I Used to Love Routines. What Changed?
Perfect little lesson from life. When I retired from employment I promised myself I would spend time doing nothing at all. I've managed to do that quite a lot. And it's quite beautiful.
Love this sentiment. I think I need to allow myself more spontaneity. Have far too much guilt when I’m not doing something I consider productive
I'm definitely more rhythm than habit - in awe of your discipline but know it is not for me. I hope the spell of spontaneity survives the return to work!
Wow, absolutely incredible. Outside GOING to work, I can't hold a routine to save my life. I admire your tenacity and hard work. My wife is a routine person, too. Most Japanese are.
Nice piece! Another advantage of routines is they have a smaller cognitive load: you don't have to think as much when you do a series of tasks in the same order every day, compared to thinking and deciding on your next move hour after hour.
I always hated routines and to this day I try to take different routes to get to the same point, just for a change of scenery. :-) But probably we need a mix of both, routines and free-flow experiencing of life.
Oh routines! What a wonderful word 🤣
I feel a bit identified with the feelings that you describe. I have an extraordinary power to distract myself with a fly that flies around... For avoiding that and use the time wisely, I tryed to follow a writen schedule. It's very useful for me, and very efficient to avoid distraction. At first is not easy, but if you have pacience with yourself in the end you'll be successful.
But, It should came from the inside. Do things as a must is tyring... So I'm happy to read that you've found your balance and enjoy your free time as it should be. 😉
Thank you to share again your thoughts with us 😊
This really resonated with me! I’ve spent years living on a routine that choked my life experience. How can new things happen if you never let them? It took a long time to realise that I needed to ease up and allow life to happen to me, not try and control my life. I’ve never been happier, honestly.
Something about August that begets chaos, it seems. It befell us as well---being the only family in our circle whose kids went to bed at a certain time, had a semi-structure through out the days, I was determined to continue with our routines during the summer. But... Spain happened and something in the air wiggled its way into our heads and everything was unpredictable from then on (imagine a toddler on a "who knows when the next nap will be" schedule! Horrifying!) It was messy, to say the least, but in the mess I found myself in a weird state of bliss.
Oh wonderful you shook things up and it felt right and free for you! Maybe you can make it more balanced with some structure and spontaneity in your life. I also played Venba. What a touching game! It was fun to make these delicious foods and learn about them.
I hope you're able to find a balance when you return back to your work! Letting go of routines and letting your body and life just do its thing is a great epiphany.
I think I'll follow your lead and take a quick nap; I've been tired all day today and have been trying to keep myself up and telling myself a bunch of "should"s, but I'm just gonna see what happens when I embrace what my body's telling me I need.
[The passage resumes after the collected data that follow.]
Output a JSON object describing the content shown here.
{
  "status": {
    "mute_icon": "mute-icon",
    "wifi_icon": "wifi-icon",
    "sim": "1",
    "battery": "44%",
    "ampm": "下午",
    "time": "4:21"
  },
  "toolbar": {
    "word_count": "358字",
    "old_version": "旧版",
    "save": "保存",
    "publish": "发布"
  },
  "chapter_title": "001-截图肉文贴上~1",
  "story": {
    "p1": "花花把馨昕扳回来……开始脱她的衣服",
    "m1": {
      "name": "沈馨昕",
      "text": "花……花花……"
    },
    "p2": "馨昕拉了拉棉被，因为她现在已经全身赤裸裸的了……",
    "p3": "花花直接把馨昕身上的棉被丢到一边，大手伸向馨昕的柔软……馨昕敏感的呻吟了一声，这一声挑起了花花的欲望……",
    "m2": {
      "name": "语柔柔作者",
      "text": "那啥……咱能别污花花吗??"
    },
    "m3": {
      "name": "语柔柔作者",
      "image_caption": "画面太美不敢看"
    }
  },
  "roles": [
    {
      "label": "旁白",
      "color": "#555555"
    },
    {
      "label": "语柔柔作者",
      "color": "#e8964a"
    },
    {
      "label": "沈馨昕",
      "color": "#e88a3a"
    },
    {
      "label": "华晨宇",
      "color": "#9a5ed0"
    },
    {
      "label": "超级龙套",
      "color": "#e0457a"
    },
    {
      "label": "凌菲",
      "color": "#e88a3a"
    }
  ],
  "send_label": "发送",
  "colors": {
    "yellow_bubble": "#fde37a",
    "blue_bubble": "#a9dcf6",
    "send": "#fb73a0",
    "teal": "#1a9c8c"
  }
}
I'm glad you enjoyed being more spontaneous!
As someone who also craved routine it was very discombobulating when I left it behind. But, eventually you find a balance. It sounds like you adjusted well to the vacation of spontaneity. Best of luck with your re-integration. I'm sure now that you've discovered the beauty of the non-routine you'll be able to find a way to balance it and have both. All the best.
"I’m not sure how sustainable this new approach of mine will be." - it will most likely be balanced out by the need for a certain routine when we have a job. But you may wish to keep integrating the two: routine and spontaneity.